Regex in sed to convert ##XXX## to ${XXX}

I need to use sed to convert all occurences of ##XXX## to ${XXX}. X could be any alphabetic character or '_'. I know that I need to use something like:
's/##/\${/g'
But of course that won't work properly, as it will convert ##FOO## to ${FOO${
Here's a shot at a better replacement regex:
's/##\([a-zA-Z_]\+\)##/${\1}/g'
Or if you assume exactly three characters :
's/##\([a-zA-Z_]\{3\}\)##/${\1}/g'
Encapsulate the alpha and '_' within '\(' and '\)' and then in the right side reference that with '\1'.
'+' to match one or more alpha and '_' (in case you see ####).
Add the 'g' option to the end to replace all matches (which I'm guessing is what you want to do in this case).
's/##\([a-zA-Z_]\+\)##/${\1}/g'
Use this:
s/##\([^#]*\)##/${\1}/
BTW, there is no need to escape $ in the right side of the "s" operator.
sed 's/##\([a-zA-Z_][a-zA-Z_][a-zA-Z_]\)##/${\1}/'
The \(...\) remembers...and is referenced as \1 in the expansion. Use single quotes to save your sanity.
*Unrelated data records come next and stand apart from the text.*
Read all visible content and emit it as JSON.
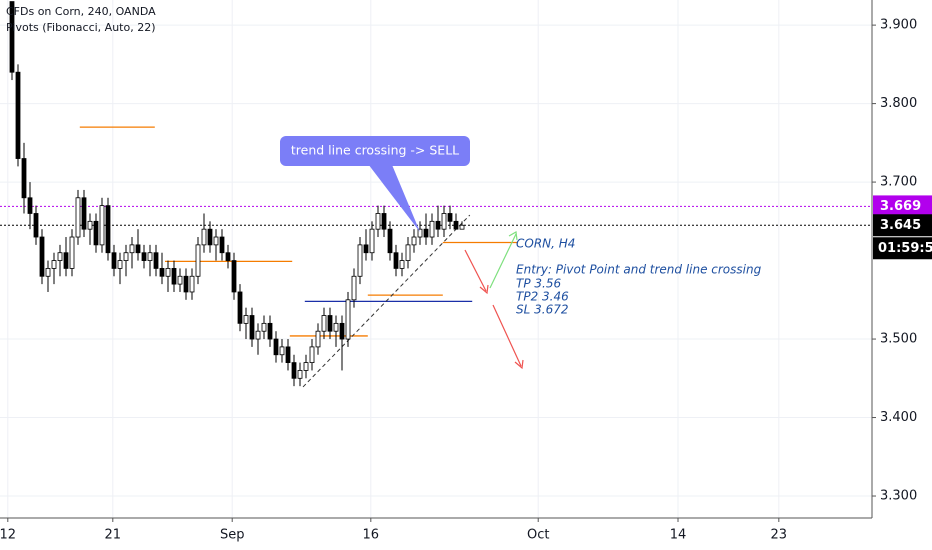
{
  "chart_data": {
    "type": "candlestick",
    "title": "CFDs on Corn, 240, OANDA",
    "subtitle": "Pivots (Fibonacci, Auto, 22)",
    "ylim": [
      3.272,
      3.932
    ],
    "yticks": [
      {
        "value": 3.3,
        "label": "3.300"
      },
      {
        "value": 3.4,
        "label": "3.400"
      },
      {
        "value": 3.5,
        "label": "3.500"
      },
      {
        "value": 3.7,
        "label": "3.700"
      },
      {
        "value": 3.8,
        "label": "3.800"
      },
      {
        "value": 3.9,
        "label": "3.900"
      }
    ],
    "xlim": [
      -2,
      143.33
    ],
    "xticks": [
      {
        "value": -0.7,
        "label": "12"
      },
      {
        "value": 16.8,
        "label": "21"
      },
      {
        "value": 36.7,
        "label": "Sep"
      },
      {
        "value": 59.8,
        "label": "16"
      },
      {
        "value": 87.7,
        "label": "Oct"
      },
      {
        "value": 111,
        "label": "14"
      },
      {
        "value": 127.8,
        "label": "23"
      }
    ],
    "grid": true,
    "up_color": "#ffffff",
    "down_color": "#000000",
    "ohlc": [
      [
        3.93,
        3.93,
        3.83,
        3.84
      ],
      [
        3.84,
        3.85,
        3.72,
        3.73
      ],
      [
        3.73,
        3.75,
        3.66,
        3.68
      ],
      [
        3.68,
        3.7,
        3.64,
        3.66
      ],
      [
        3.66,
        3.67,
        3.62,
        3.63
      ],
      [
        3.63,
        3.64,
        3.57,
        3.58
      ],
      [
        3.58,
        3.6,
        3.56,
        3.59
      ],
      [
        3.59,
        3.61,
        3.57,
        3.6
      ],
      [
        3.6,
        3.62,
        3.58,
        3.61
      ],
      [
        3.61,
        3.63,
        3.58,
        3.59
      ],
      [
        3.59,
        3.64,
        3.58,
        3.63
      ],
      [
        3.63,
        3.69,
        3.62,
        3.68
      ],
      [
        3.68,
        3.69,
        3.63,
        3.64
      ],
      [
        3.64,
        3.66,
        3.62,
        3.65
      ],
      [
        3.65,
        3.66,
        3.61,
        3.62
      ],
      [
        3.62,
        3.68,
        3.61,
        3.67
      ],
      [
        3.67,
        3.68,
        3.6,
        3.61
      ],
      [
        3.61,
        3.62,
        3.58,
        3.59
      ],
      [
        3.59,
        3.61,
        3.57,
        3.6
      ],
      [
        3.6,
        3.62,
        3.58,
        3.61
      ],
      [
        3.61,
        3.63,
        3.59,
        3.62
      ],
      [
        3.62,
        3.64,
        3.6,
        3.61
      ],
      [
        3.61,
        3.62,
        3.59,
        3.6
      ],
      [
        3.6,
        3.62,
        3.58,
        3.61
      ],
      [
        3.61,
        3.62,
        3.58,
        3.59
      ],
      [
        3.59,
        3.61,
        3.57,
        3.58
      ],
      [
        3.58,
        3.6,
        3.56,
        3.59
      ],
      [
        3.59,
        3.6,
        3.56,
        3.57
      ],
      [
        3.57,
        3.59,
        3.56,
        3.58
      ],
      [
        3.58,
        3.59,
        3.55,
        3.56
      ],
      [
        3.56,
        3.59,
        3.55,
        3.58
      ],
      [
        3.58,
        3.63,
        3.57,
        3.62
      ],
      [
        3.62,
        3.66,
        3.61,
        3.64
      ],
      [
        3.64,
        3.65,
        3.61,
        3.62
      ],
      [
        3.62,
        3.64,
        3.6,
        3.63
      ],
      [
        3.63,
        3.64,
        3.6,
        3.61
      ],
      [
        3.61,
        3.62,
        3.59,
        3.6
      ],
      [
        3.6,
        3.61,
        3.55,
        3.56
      ],
      [
        3.56,
        3.57,
        3.51,
        3.52
      ],
      [
        3.52,
        3.54,
        3.5,
        3.53
      ],
      [
        3.53,
        3.54,
        3.49,
        3.5
      ],
      [
        3.5,
        3.52,
        3.48,
        3.51
      ],
      [
        3.51,
        3.53,
        3.5,
        3.52
      ],
      [
        3.52,
        3.53,
        3.49,
        3.5
      ],
      [
        3.5,
        3.51,
        3.47,
        3.48
      ],
      [
        3.48,
        3.5,
        3.47,
        3.49
      ],
      [
        3.49,
        3.5,
        3.46,
        3.47
      ],
      [
        3.47,
        3.48,
        3.44,
        3.45
      ],
      [
        3.45,
        3.47,
        3.44,
        3.46
      ],
      [
        3.46,
        3.48,
        3.45,
        3.47
      ],
      [
        3.47,
        3.5,
        3.46,
        3.49
      ],
      [
        3.49,
        3.52,
        3.48,
        3.51
      ],
      [
        3.51,
        3.54,
        3.5,
        3.53
      ],
      [
        3.53,
        3.54,
        3.5,
        3.51
      ],
      [
        3.51,
        3.53,
        3.49,
        3.52
      ],
      [
        3.52,
        3.53,
        3.46,
        3.5
      ],
      [
        3.5,
        3.56,
        3.49,
        3.55
      ],
      [
        3.55,
        3.59,
        3.54,
        3.58
      ],
      [
        3.58,
        3.63,
        3.57,
        3.62
      ],
      [
        3.62,
        3.64,
        3.6,
        3.61
      ],
      [
        3.61,
        3.65,
        3.6,
        3.64
      ],
      [
        3.64,
        3.67,
        3.63,
        3.66
      ],
      [
        3.66,
        3.67,
        3.63,
        3.64
      ],
      [
        3.64,
        3.65,
        3.6,
        3.61
      ],
      [
        3.61,
        3.62,
        3.58,
        3.59
      ],
      [
        3.59,
        3.61,
        3.58,
        3.6
      ],
      [
        3.6,
        3.63,
        3.59,
        3.62
      ],
      [
        3.62,
        3.64,
        3.61,
        3.63
      ],
      [
        3.63,
        3.65,
        3.62,
        3.64
      ],
      [
        3.64,
        3.66,
        3.62,
        3.63
      ],
      [
        3.63,
        3.66,
        3.62,
        3.65
      ],
      [
        3.65,
        3.67,
        3.63,
        3.64
      ],
      [
        3.64,
        3.67,
        3.63,
        3.66
      ],
      [
        3.66,
        3.67,
        3.64,
        3.65
      ],
      [
        3.65,
        3.66,
        3.64,
        3.64
      ],
      [
        3.64,
        3.65,
        3.64,
        3.645
      ]
    ],
    "pivot_levels": [
      {
        "x": [
          11.3,
          23.8
        ],
        "value": 3.77,
        "color": "#f57c00"
      },
      {
        "x": [
          25.5,
          46.7
        ],
        "value": 3.599,
        "color": "#f57c00"
      },
      {
        "x": [
          46.3,
          59.3
        ],
        "value": 3.504,
        "color": "#f57c00"
      },
      {
        "x": [
          59.3,
          71.8
        ],
        "value": 3.556,
        "color": "#f57c00"
      },
      {
        "x": [
          71.8,
          84.3
        ],
        "value": 3.623,
        "color": "#f57c00"
      },
      {
        "x": [
          48.8,
          76.7
        ],
        "value": 3.548,
        "color": "#1a2fa8"
      }
    ],
    "trend_line": {
      "x": [
        48.5,
        76.3
      ],
      "values": [
        3.439,
        3.658
      ]
    },
    "alert_line": {
      "value": 3.669,
      "label": "3.669",
      "color": "#b200ed"
    },
    "last_price": {
      "value": 3.645,
      "label": "3.645",
      "color": "#000000"
    },
    "countdown": "01:59:5",
    "callout": "trend line crossing -> SELL",
    "notes": [
      "CORN, H4",
      "Entry: Pivot Point and trend line crossing",
      "TP 3.56",
      "TP2 3.46",
      "SL 3.672"
    ]
  }
}
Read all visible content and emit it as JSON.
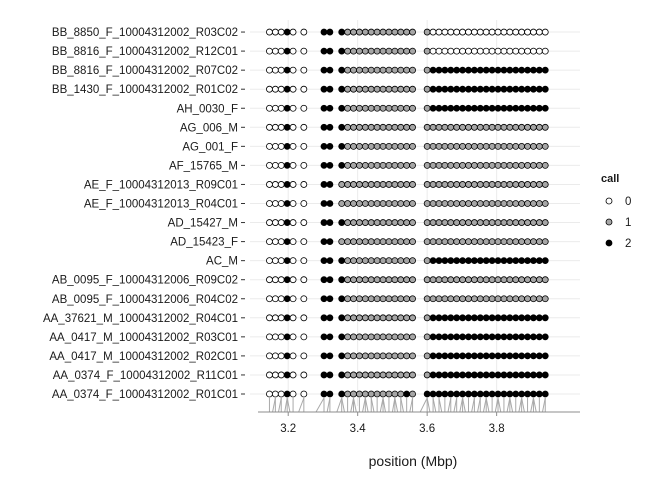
{
  "chart_data": {
    "type": "scatter",
    "xlabel": "position (Mbp)",
    "ylabel": "",
    "x_ticks": [
      "3.2",
      "3.4",
      "3.6",
      "3.8"
    ],
    "x_tick_values": [
      3.2,
      3.4,
      3.6,
      3.8
    ],
    "xlim": [
      3.09,
      4.04
    ],
    "grid": true,
    "legend": {
      "title": "call",
      "position": "right",
      "entries": [
        "0",
        "1",
        "2"
      ]
    },
    "samples": [
      "AA_0374_F_10004312002_R01C01",
      "AA_0374_F_10004312002_R11C01",
      "AA_0417_M_10004312002_R02C01",
      "AA_0417_M_10004312002_R03C01",
      "AA_37621_M_10004312002_R04C01",
      "AB_0095_F_10004312006_R04C02",
      "AB_0095_F_10004312006_R09C02",
      "AC_M",
      "AD_15423_F",
      "AD_15427_M",
      "AE_F_10004312013_R04C01",
      "AE_F_10004312013_R09C01",
      "AF_15765_M",
      "AG_001_F",
      "AG_006_M",
      "AH_0030_F",
      "BB_1430_F_10004312002_R01C02",
      "BB_8816_F_10004312002_R07C02",
      "BB_8816_F_10004312002_R12C01",
      "BB_8850_F_10004312002_R03C02"
    ],
    "marker_positions": [
      3.146,
      3.163,
      3.18,
      3.197,
      3.214,
      3.245,
      3.303,
      3.32,
      3.354,
      3.371,
      3.388,
      3.405,
      3.422,
      3.439,
      3.456,
      3.473,
      3.49,
      3.507,
      3.524,
      3.541,
      3.558,
      3.6,
      3.617,
      3.634,
      3.651,
      3.668,
      3.685,
      3.702,
      3.719,
      3.736,
      3.753,
      3.77,
      3.787,
      3.804,
      3.821,
      3.838,
      3.855,
      3.872,
      3.889,
      3.906,
      3.923,
      3.94
    ],
    "calls": [
      "000200222111111111121222222222222222222222",
      "000200222111111111111122222222222222222222",
      "000200222111111111111122222222222222222222",
      "000200222111111111111122222222222222222222",
      "000200222111111111111122222222222222222222",
      "000200222111111111111111111111111111111111",
      "000200222111111111111111111111111111111111",
      "000200222111111111111122222222222222222222",
      "000200221111111111111111111111111111111111",
      "000200222111111111111111111111111111111111",
      "000200221111111111111111111111111111111111",
      "000200221111111111111111111111111111111111",
      "000200222111111111111111111111111111111111",
      "000200222111111111111111111111111111111111",
      "000200222111111111111111111111111111111111",
      "000200222111111111111122222222222222222222",
      "000200222111111111111122222222222222222222",
      "000200222111111111111122222222222222222222",
      "000200222111111111111100000000000000000000",
      "000200222111111111111100000000000000000000"
    ],
    "rug_positions": [
      3.146,
      3.155,
      3.163,
      3.172,
      3.18,
      3.19,
      3.197,
      3.205,
      3.214,
      3.23,
      3.245,
      3.28,
      3.303,
      3.312,
      3.32,
      3.34,
      3.354,
      3.362,
      3.371,
      3.38,
      3.388,
      3.396,
      3.405,
      3.414,
      3.422,
      3.43,
      3.439,
      3.447,
      3.456,
      3.465,
      3.473,
      3.48,
      3.49,
      3.5,
      3.507,
      3.515,
      3.524,
      3.532,
      3.541,
      3.55,
      3.558,
      3.58,
      3.6,
      3.608,
      3.617,
      3.625,
      3.634,
      3.642,
      3.651,
      3.66,
      3.668,
      3.677,
      3.685,
      3.694,
      3.702,
      3.71,
      3.719,
      3.728,
      3.736,
      3.745,
      3.753,
      3.762,
      3.77,
      3.778,
      3.787,
      3.796,
      3.804,
      3.812,
      3.821,
      3.83,
      3.838,
      3.846,
      3.855,
      3.864,
      3.872,
      3.88,
      3.889,
      3.898,
      3.906,
      3.914,
      3.923,
      3.932,
      3.94
    ]
  },
  "colors": {
    "call_0": "#ffffff",
    "call_1": "#a6a6a6",
    "call_2": "#000000",
    "grid": "#ebebeb",
    "rug": "#a9a9a9",
    "axis": "#8c8c8c"
  }
}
As noted in the comments below this, this can also be contracted to:
sed 's/##\([a-zA-Z_]\{3\}\)##/${\1}/'
This answer assumes that the example wanted exactly three characters matched. There are multiple variations depending on what is in between the hash marks. The key part is remembering part of the matched string.
echo "##foo##" | sed 's/##/${/;s//}/'
s change only 1 occurence by default
s//take last search pattern used so second s take also ## and only the second occurence still exist
echo '##XXX##' | sed "s/^##\([^#]*\)/##$\{\1\}/g"
sed 's/\([^a-z]*[^A-Z]*[^0-9]*\)/(&)/pg